Zoey!!! Also, you are such a bad ass!


----------



## Velocipedist Co. (Jun 7, 2017)

fordmike65 said:


> Well....come on! How does she ride????





Awesome!!!!


----------



## Bikermaniac (Jun 7, 2017)

Man, that's a museum piece. I never thought that pinion gear adjustment could be so complicated. Good work.


----------



## fat tire trader (Jun 9, 2017)

Have you or anyone found a good tool for adjusting the head set lock nuts on these bikes that just have a single pin hole?
Thanks,
Chris


----------



## Velocipedist Co. (Jun 27, 2017)

fat tire trader said:


> Have you or anyone found a good tool for adjusting the head set lock nuts on these bikes that just have a single pin hole?
> Thanks,
> Chris




Havent found a good tool.. I've used a tiny drift and small taps in the past.  Again, there were special tools included with these bikes when new.  I'd love to find a set.


----------



## mfhemi1969 (Jun 28, 2017)

Velocipedist Co. said:


> View attachment 478230



Never saw one of these torn down, I find this very interesting. Thanks for the post, I also love the dog photo bomb... LOL


----------



## fat tire trader (Jun 29, 2017)

Velocipedist Co. said:


> Havent found a good tool.. I've used a tiny drift and small taps in the past.  Again, there were special tools included with these bikes when new.  I'd love to find a set.

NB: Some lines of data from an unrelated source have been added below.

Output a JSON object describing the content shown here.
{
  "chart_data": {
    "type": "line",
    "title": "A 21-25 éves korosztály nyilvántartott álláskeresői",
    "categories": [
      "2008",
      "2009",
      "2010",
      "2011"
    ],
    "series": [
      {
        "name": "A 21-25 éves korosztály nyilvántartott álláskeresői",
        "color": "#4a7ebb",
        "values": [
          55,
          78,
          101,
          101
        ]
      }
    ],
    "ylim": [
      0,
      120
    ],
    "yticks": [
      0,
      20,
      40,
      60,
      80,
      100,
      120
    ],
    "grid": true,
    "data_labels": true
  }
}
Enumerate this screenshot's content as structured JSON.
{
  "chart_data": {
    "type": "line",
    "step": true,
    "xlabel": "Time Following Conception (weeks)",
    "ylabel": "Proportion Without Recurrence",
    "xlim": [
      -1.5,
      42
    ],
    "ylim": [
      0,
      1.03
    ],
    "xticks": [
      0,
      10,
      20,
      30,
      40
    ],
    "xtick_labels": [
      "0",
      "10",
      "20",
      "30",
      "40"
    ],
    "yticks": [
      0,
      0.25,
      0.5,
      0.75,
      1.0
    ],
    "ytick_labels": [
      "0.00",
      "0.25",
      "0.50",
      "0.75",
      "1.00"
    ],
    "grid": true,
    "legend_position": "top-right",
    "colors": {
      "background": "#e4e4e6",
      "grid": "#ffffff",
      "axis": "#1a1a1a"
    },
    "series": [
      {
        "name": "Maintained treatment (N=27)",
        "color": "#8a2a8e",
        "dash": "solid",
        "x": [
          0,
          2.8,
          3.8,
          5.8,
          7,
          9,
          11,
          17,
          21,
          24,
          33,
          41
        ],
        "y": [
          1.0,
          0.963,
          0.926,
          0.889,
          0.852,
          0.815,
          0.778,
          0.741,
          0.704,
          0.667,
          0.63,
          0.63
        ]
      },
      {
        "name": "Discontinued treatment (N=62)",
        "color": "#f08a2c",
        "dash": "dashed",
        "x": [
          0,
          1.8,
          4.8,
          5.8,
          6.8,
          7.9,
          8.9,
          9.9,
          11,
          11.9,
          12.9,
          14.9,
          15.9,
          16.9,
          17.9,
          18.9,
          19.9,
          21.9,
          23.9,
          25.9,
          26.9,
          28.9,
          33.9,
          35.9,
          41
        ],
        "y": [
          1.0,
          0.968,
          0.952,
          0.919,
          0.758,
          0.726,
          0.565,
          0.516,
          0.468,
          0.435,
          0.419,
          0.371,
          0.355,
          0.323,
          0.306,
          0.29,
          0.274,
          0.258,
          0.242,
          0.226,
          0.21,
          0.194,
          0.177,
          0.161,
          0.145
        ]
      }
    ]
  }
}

I've been looking for a new tool that works. I ordered one, but it does not fit. Still looking, might make one. Thanks.


----------



## jaidecker (Sep 28, 2017)

newbie question, but where do i look on my chainless pope for the year and model?


----------



## Velocipedist Co. (Sep 28, 2017)

jaidecker said:


> newbie question, but where do i look on my chainless pope for the year and model?




Start with the badge and reference MrColumbia's website for identifiers like model numbers and badge design.

http://www.vintagecolumbiabikes.com/id79.html


----------